CIOs are, by now, familiar with the phrase “fail fast.” It’s the idea that experimentation and getting new products to market quickly can expose flaws and weaknesses (and sometimes all around duds) without all the heavy lifting — and heavy investing. Rather than having to anticipate and fix every possible flaw –a potentially costly process — you let the customer of the product or service tell you what’s wrong.
While failing fast sounds great in theory, how can CIOs build an IT culture that celebrates experimentation when they’re often tasked with figuring out how to spend less and be more efficient with what they have? Is it even worth it? So I’ve been asking experts like Mary “Missy” Cummings, director at the Humans and Autonomy Lab at Duke University, to provide examples of how experimentation works for them and what they get out of it.

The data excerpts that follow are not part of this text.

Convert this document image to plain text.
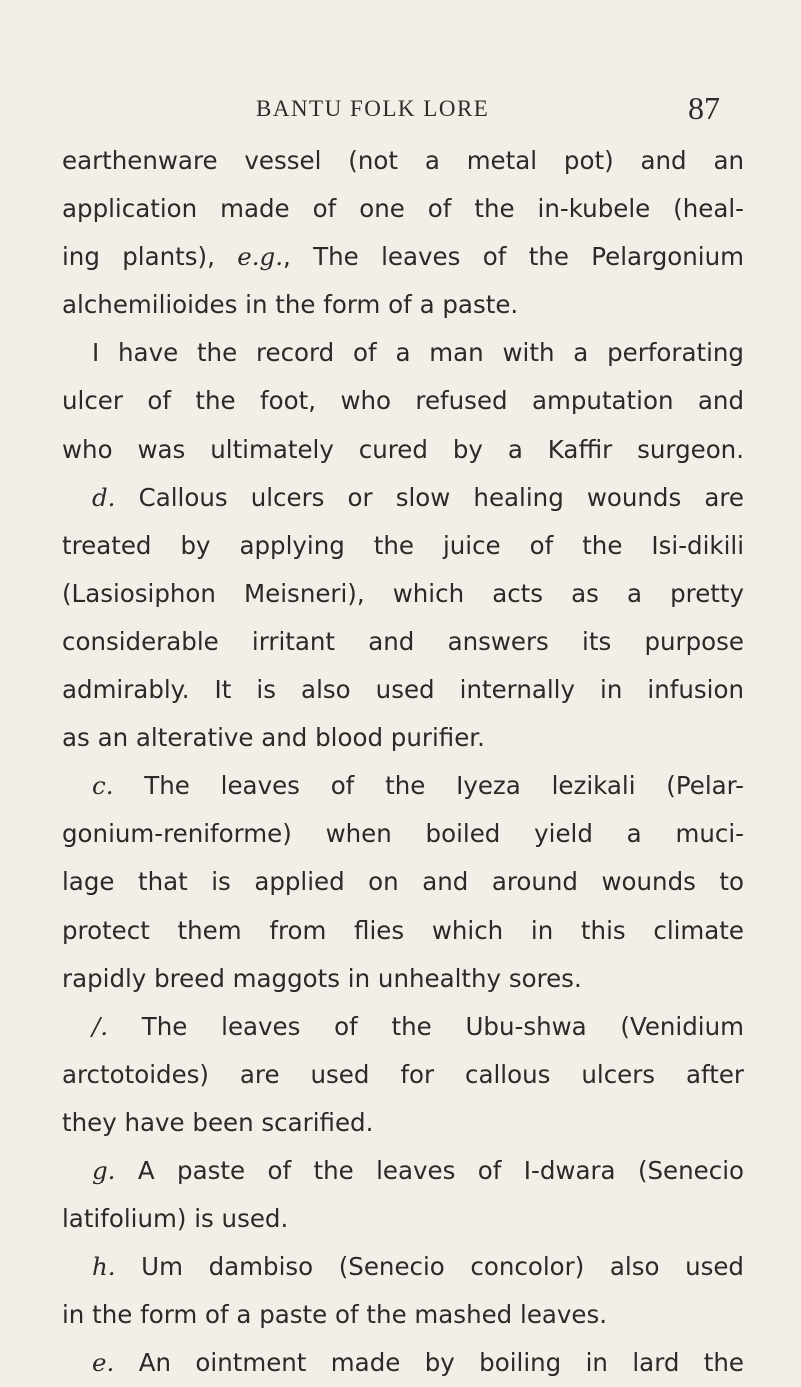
BANTU FOLK LORE	87
earthenware vessel (not a metal pot) and an
application made of one of the in-kubele (heal-
ing plants), e.g., The leaves of the Pelargonium
alchemilioides in the form of a paste.
I have the record of a man with a perforating
ulcer of the foot, who refused amputation and
who was ultimately cured by a Kaffir surgeon.
d. Callous ulcers or slow healing wounds are
treated by applying the juice of the Isi-dikili
(Lasiosiphon Meisneri), which acts as a pretty
considerable irritant and answers its purpose
admirably. It is also used internally in infusion
as an alterative and blood purifier.
c. The leaves of the Iyeza lezikali (Pelar-
gonium-reniforme) when boiled yield a muci-
lage that is applied on and around wounds to
protect them from flies which in this climate
rapidly breed maggots in unhealthy sores.
/. The leaves of the Ubu-shwa (Venidium
arctotoides) are used for callous ulcers after
they have been scarified.
g. A paste of the leaves of I-dwara (Senecio
latifolium) is used.
h. Um dambiso (Senecio concolor) also used
in the form of a paste of the mashed leaves.
e. An ointment made by boiling in lard the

Cummings, who was one of the Navy’s first female fighter pilots, is a researcher and scientist by training, and so the test-and-learn cycle is practically second nature for her. Still, as someone well versed in experimental testing, the results (and the lessons learned based on those results) sometimes surprise even her: expert assumptions are often proved wrong. I spoke with here at the recent MIT Sloan CIO Symposium. Here’s what she told me about the value of experimentation.

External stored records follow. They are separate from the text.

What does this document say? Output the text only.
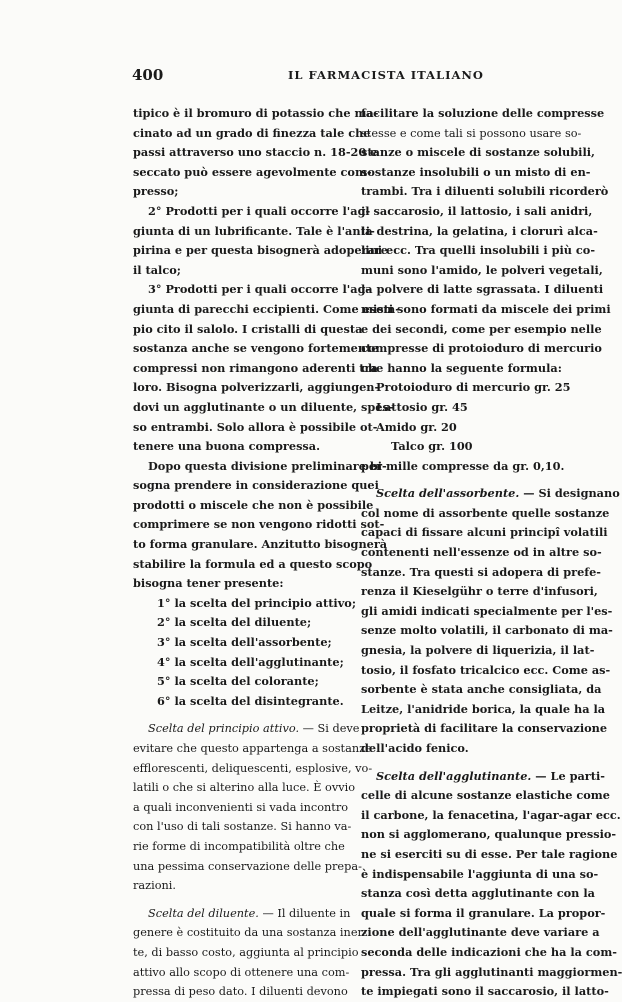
400	IL FARMACISTA ITALIANO
tipico è il bromuro di potassio che ma-
cinato ad un grado di finezza tale che
passi attraverso uno staccio n. 18-20 e
seccato può essere agevolmente com-
presso;
2° Prodotti per i quali occorre l'ag-
giunta di un lubrificante. Tale è l'anti-
pirina e per questa bisognerà adoperare
il talco;
3° Prodotti per i quali occorre l'ag-
giunta di parecchi eccipienti. Come esem-
pio cito il salolo. I cristalli di questa
sostanza anche se vengono fortemente
compressi non rimangono aderenti tra
loro. Bisogna polverizzarli, aggiungen-
dovi un agglutinante o un diluente, spes-
so entrambi. Solo allora è possibile ot-
tenere una buona compressa.
Dopo questa divisione preliminare bi-
sogna prendere in considerazione quei
prodotti o miscele che non è possibile
comprimere se non vengono ridotti sot-
to forma granulare. Anzitutto bisognerà
stabilire la formula ed a questo scopo
bisogna tener presente:
1° la scelta del principio attivo;
2° la scelta del diluente;
3° la scelta dell'assorbente;
4° la scelta dell'agglutinante;
5° la scelta del colorante;
6° la scelta del disintegrante.
Scelta del principio attivo. — Si deve
evitare che questo appartenga a sostanze
efflorescenti, deliquescenti, esplosive, vo-
latili o che si alterino alla luce. È ovvio
a quali inconvenienti si vada incontro
con l'uso di tali sostanze. Si hanno va-
rie forme di incompatibilità oltre che
una pessima conservazione delle prepa-
razioni.
Scelta del diluente. — Il diluente in
genere è costituito da una sostanza iner-
te, di basso costo, aggiunta al principio
attivo allo scopo di ottenere una com-
pressa di peso dato. I diluenti devono
facilitare la soluzione delle compresse
stesse e come tali si possono usare so-
stanze o miscele di sostanze solubili,
sostanze insolubili o un misto di en-
trambi. Tra i diluenti solubili ricorderò
il saccarosio, il lattosio, i sali anidri,
la destrina, la gelatina, i clorurì alca-
lini ecc. Tra quelli insolubili i più co-
muni sono l'amido, le polveri vegetali,
la polvere di latte sgrassata. I diluenti
misti sono formati da miscele dei primi
e dei secondi, come per esempio nelle
compresse di protoioduro di mercurio
che hanno la seguente formula:
Protoioduro di mercurio gr. 25
Lattosio gr. 45
Amido gr. 20
Talco gr. 100
per mille compresse da gr. 0,10.
Scelta dell'assorbente. — Si designano
col nome di assorbente quelle sostanze
capaci di fissare alcuni principî volatili
contenenti nell'essenze od in altre so-
stanze. Tra questi si adopera di prefe-
renza il Kieselgühr o terre d'infusori,
gli amidi indicati specialmente per l'es-
senze molto volatili, il carbonato di ma-
gnesia, la polvere di liquerizia, il lat-
tosio, il fosfato tricalcico ecc. Come as-
sorbente è stata anche consigliata, da
Leitze, l'anidride borica, la quale ha la
proprietà di facilitare la conservazione
dell'acido fenico.
Scelta dell'agglutinante. — Le parti-
celle di alcune sostanze elastiche come
il carbone, la fenacetina, l'agar-agar ecc.
non si agglomerano, qualunque pressio-
ne si eserciti su di esse. Per tale ragione
è indispensabile l'aggiunta di una so-
stanza così detta agglutinante con la
quale si forma il granulare. La propor-
zione dell'agglutinante deve variare a
seconda delle indicazioni che ha la com-
pressa. Tra gli agglutinanti maggiormen-
te impiegati sono il saccarosio, il latto-
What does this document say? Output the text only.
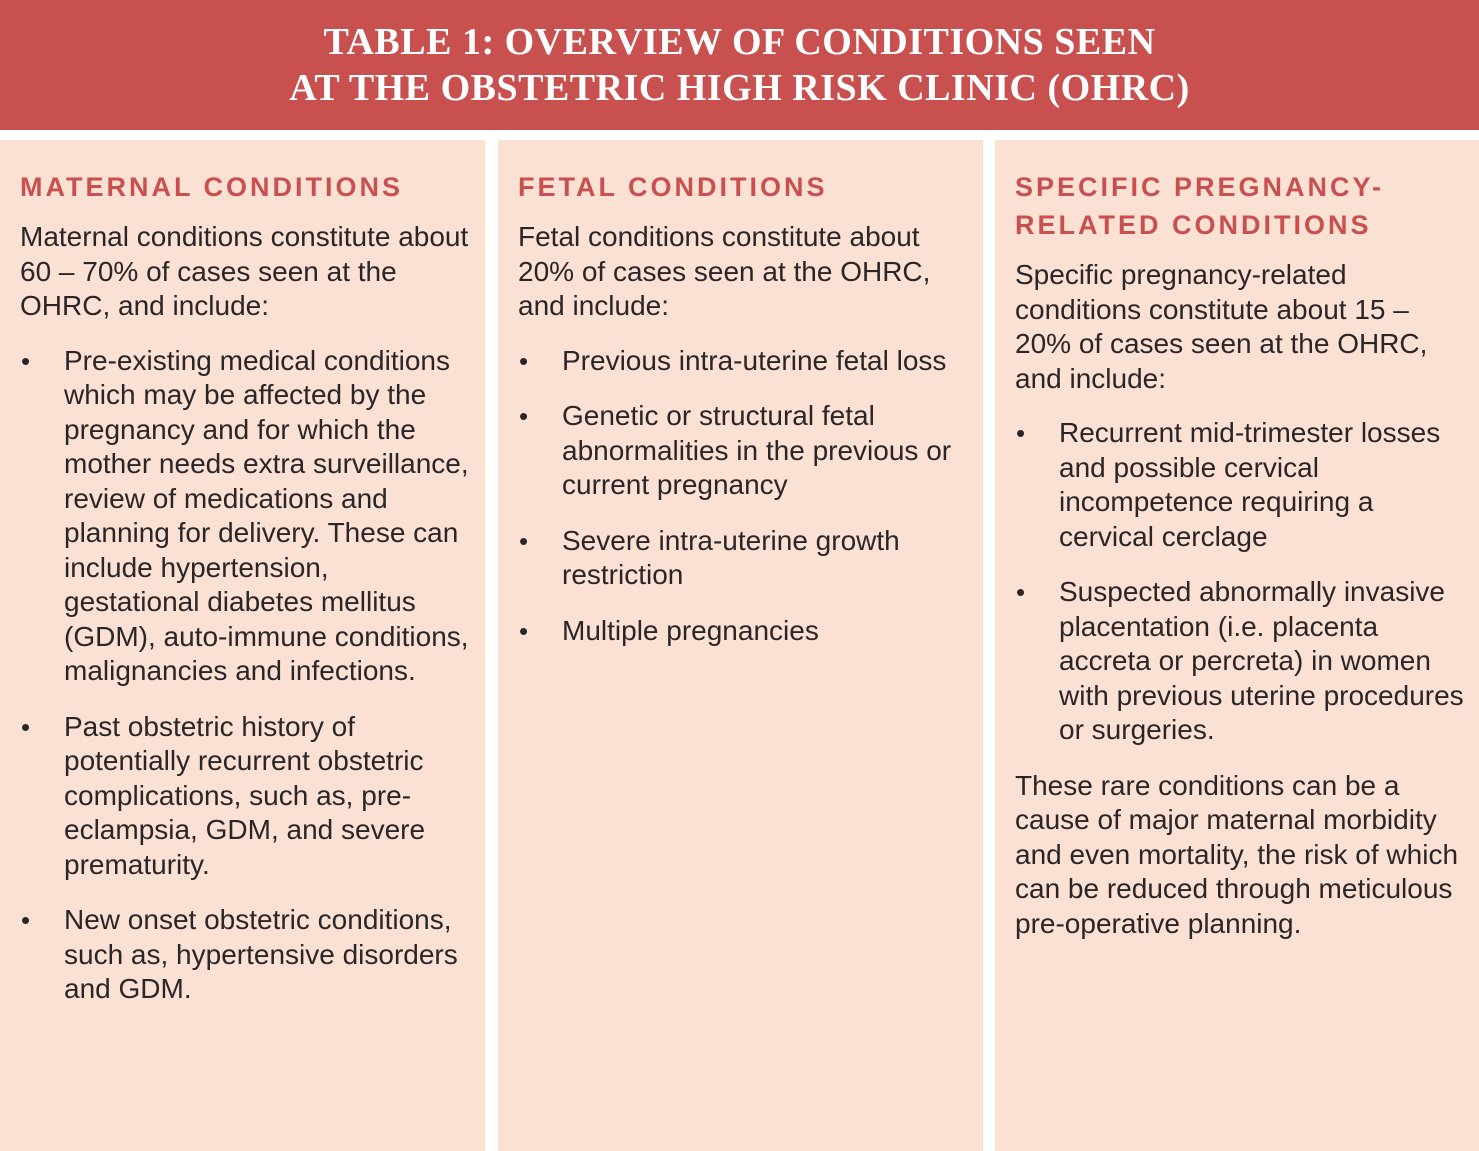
TABLE 1: OVERVIEW OF CONDITIONS SEEN
AT THE OBSTETRIC HIGH RISK CLINIC (OHRC)
MATERNAL CONDITIONS

Maternal conditions constitute about 60 – 70% of cases seen at the OHRC, and include:

• Pre-existing medical conditions which may be affected by the pregnancy and for which the mother needs extra surveillance, review of medications and planning for delivery. These can include hypertension, gestational diabetes mellitus (GDM), auto-immune conditions, malignancies and infections.
• Past obstetric history of potentially recurrent obstetric complications, such as, pre-eclampsia, GDM, and severe prematurity.
• New onset obstetric conditions, such as, hypertensive disorders and GDM.
FETAL CONDITIONS

Fetal conditions constitute about 20% of cases seen at the OHRC, and include:

• Previous intra-uterine fetal loss
• Genetic or structural fetal abnormalities in the previous or current pregnancy
• Severe intra-uterine growth restriction
• Multiple pregnancies
SPECIFIC PREGNANCY-RELATED CONDITIONS

Specific pregnancy-related conditions constitute about 15 – 20% of cases seen at the OHRC, and include:

• Recurrent mid-trimester losses and possible cervical incompetence requiring a cervical cerclage
• Suspected abnormally invasive placentation (i.e. placenta accreta or percreta) in women with previous uterine procedures or surgeries.

These rare conditions can be a cause of major maternal morbidity and even mortality, the risk of which can be reduced through meticulous pre-operative planning.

Mary “Missy” Cummings: There was a case once where we had single operator control of multiple air and ground unmanned vehicles [also known as drones]. We were watching [the operators] interact with the system and we thought it was a high workload study because we were giving people more and more tasks to do. But it turns out that people are far more capable than we gave them credit for in terms of being able to handle high workloads.

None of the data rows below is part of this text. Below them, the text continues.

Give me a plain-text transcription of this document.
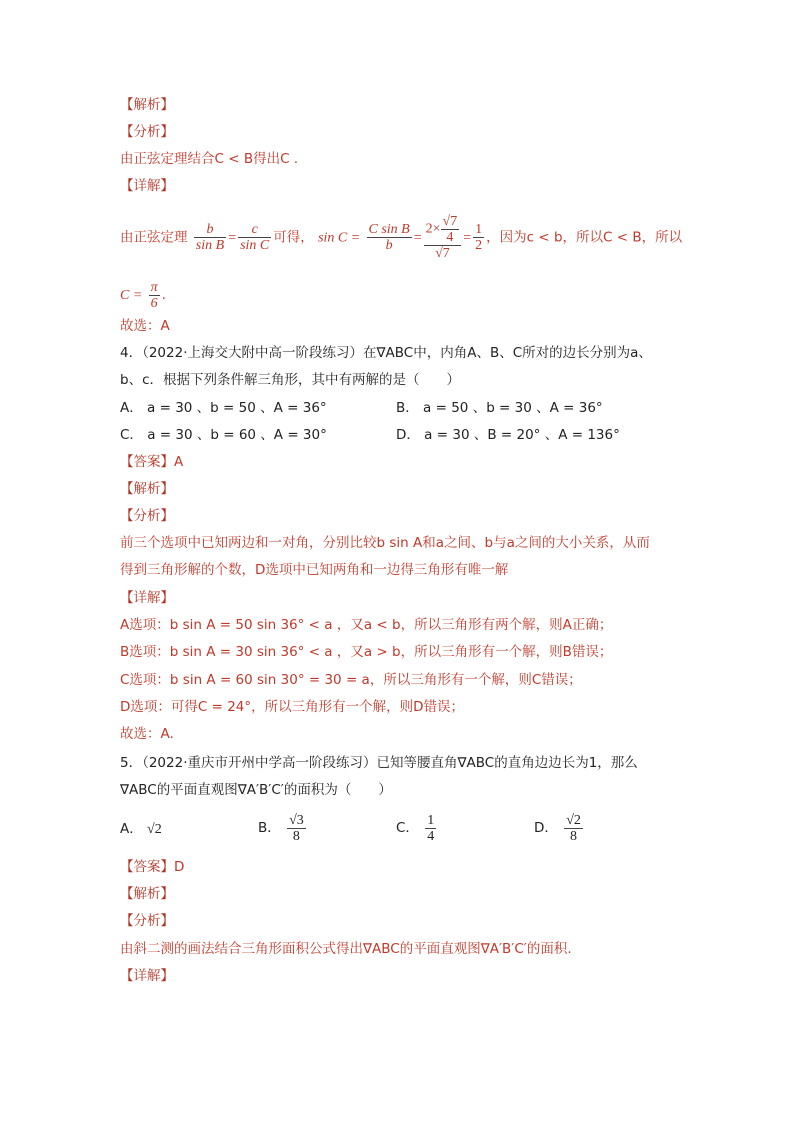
【解析】
【分析】
由正弦定理结合C < B得出C .
【详解】
由正弦定理 $\frac{b}{\text{sin B}} = \frac{c}{\text{sin C}}$ 可得， $\sin C = \frac{\text{C sin B}}{b} = \frac{2\times \frac{√7}{4}}{√7} = \frac{1}{2}$ ，因为c < b，所以C < B，所以
$C = \frac{\pi}{6}$ .
故选：A
4．（2022·上海交大附中高一阶段练习）在∇ABC中，内角A、B、C所对的边长分别为a、
b、c．根据下列条件解三角形，其中有两解的是（　　）
A． a = 30 、b = 50 、A = 36°	B． a = 50 、b = 30 、A = 36°
C． a = 30 、b = 60 、A = 30°	D． a = 30 、B = 20° 、A = 136°
【答案】A
【解析】
【分析】
前三个选项中已知两边和一对角，分别比较b sin A和a之间、b与a之间的大小关系，从而
得到三角形解的个数，D选项中已知两角和一边得三角形有唯一解
【详解】
A选项：b sin A = 50 sin 36° < a ，又a < b，所以三角形有两个解，则A正确；
B选项：b sin A = 30 sin 36° < a ，又a > b，所以三角形有一个解，则B错误；
C选项：b sin A = 60 sin 30° = 30 = a，所以三角形有一个解，则C错误；
D选项：可得C = 24°，所以三角形有一个解，则D错误；
故选：A.
5．（2022·重庆市开州中学高一阶段练习）已知等腰直角∇ABC的直角边边长为1，那么
∇ABC的平面直观图∇A′B′C′的面积为（　　）
A． √2	B． $\frac{√3}{8}$	C． $\frac{1}{4}$	D． $\frac{√2}{8}$
【答案】D
【解析】
【分析】
由斜二测的画法结合三角形面积公式得出∇ABC的平面直观图∇A′B′C′的面积.
【详解】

At the same time, we were testing low workloads. We thought that if we slowed things down, people would take a break and they would slow their pace of activity. What we found was that, because of this inherent need for brain stimulation, the lower workload ended up driving people to frenetic activity, and they had substantially worse performance. These were a younger generation of people. They felt they had to get in there and do more work and, thus, caused a lot more problems in the system.
These kinds of results are really important for people to realize that humans have an incredible predictability in unpredictability. It’s important to get that testing in early so that you understand what issues you’re going run up against with your new technology.